/cculab509-aif360

Primary LanguageJupyter Notebook

About Dataset

Our dataset is based on the Taipei City Transportation Bureau's 2020 traffic accident data.

It contains 213,872 records with 105 fields.

Our goal is to identify any bias in the data.

Description of the data

We selected the following six fields to detect bias in the dataset:'Gender' 'Delivery_Type' 'Age' 'Vehicle types' 'Accident type' 'Degree of injury'.

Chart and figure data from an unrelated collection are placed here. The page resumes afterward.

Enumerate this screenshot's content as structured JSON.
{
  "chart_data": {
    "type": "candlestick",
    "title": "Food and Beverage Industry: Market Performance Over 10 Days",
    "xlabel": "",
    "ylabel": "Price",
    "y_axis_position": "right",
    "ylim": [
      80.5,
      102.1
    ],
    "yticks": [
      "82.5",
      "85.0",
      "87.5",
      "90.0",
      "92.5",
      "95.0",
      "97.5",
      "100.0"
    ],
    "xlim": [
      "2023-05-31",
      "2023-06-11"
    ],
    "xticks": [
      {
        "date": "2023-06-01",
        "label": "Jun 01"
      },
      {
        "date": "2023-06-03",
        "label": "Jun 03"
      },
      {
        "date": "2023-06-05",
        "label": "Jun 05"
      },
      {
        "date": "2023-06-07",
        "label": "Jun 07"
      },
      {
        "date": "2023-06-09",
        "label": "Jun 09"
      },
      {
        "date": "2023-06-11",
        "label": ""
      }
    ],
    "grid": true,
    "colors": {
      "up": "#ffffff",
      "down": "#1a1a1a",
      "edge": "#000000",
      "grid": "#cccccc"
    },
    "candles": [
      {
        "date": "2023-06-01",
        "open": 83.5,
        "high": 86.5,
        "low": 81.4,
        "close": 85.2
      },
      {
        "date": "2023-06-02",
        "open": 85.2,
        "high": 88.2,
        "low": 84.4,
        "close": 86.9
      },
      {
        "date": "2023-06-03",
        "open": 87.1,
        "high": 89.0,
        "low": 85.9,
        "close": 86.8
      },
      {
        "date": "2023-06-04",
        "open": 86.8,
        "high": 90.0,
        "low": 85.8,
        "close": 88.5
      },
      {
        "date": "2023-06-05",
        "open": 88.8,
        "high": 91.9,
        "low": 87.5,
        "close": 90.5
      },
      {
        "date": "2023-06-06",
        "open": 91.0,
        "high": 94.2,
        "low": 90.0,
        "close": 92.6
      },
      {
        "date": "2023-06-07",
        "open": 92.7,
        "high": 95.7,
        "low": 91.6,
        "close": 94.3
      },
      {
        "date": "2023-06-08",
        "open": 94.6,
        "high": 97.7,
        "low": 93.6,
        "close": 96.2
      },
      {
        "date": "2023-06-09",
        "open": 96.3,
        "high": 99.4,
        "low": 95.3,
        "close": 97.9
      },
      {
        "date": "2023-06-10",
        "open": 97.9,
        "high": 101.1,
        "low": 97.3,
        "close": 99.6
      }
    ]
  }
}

  • In the 'Gender' field, we set males as 1 and females as 2, we also removed records with blank fields, animal-related accidents, and hit-and-run accidents.
  • In the 'Delivery_Type' field, we set 1 to delivery drivers and 0 to non-delivery drivers, we also removed records with blank fields.
  • In the 'Age' field, we set people under the age of 18 as 1, people between the ages of 19 and 64 as 2, and people over the age of 65 as 3, we also removed records with blank fields.
  • In the 'Vehicle types' field, we set B03 (private passenger car) as 1, C03 (standard heavy motorcycle) as 2, and all others as 0, we also removed records with blank fields.
  • In the 'Accident type' field, we set blank fields to 0 and non-blank fields to 1.
  • In the 'Degree of injury' field, we converted it to "Is there no injury?" and set "No injury" to 1 and all others to 0.

About Code

This program is used to detect bias in data.

We referenced the example "demo_mdss_detector.ipynb" in AIF360.

We detected bias in the 2020 Taipei traffic accident data, mainly using the indicator of whether the number of injuries is zero.

We found that the presence of blank fields in the "Accident type and form" column would bias the prediction of the number of injuries.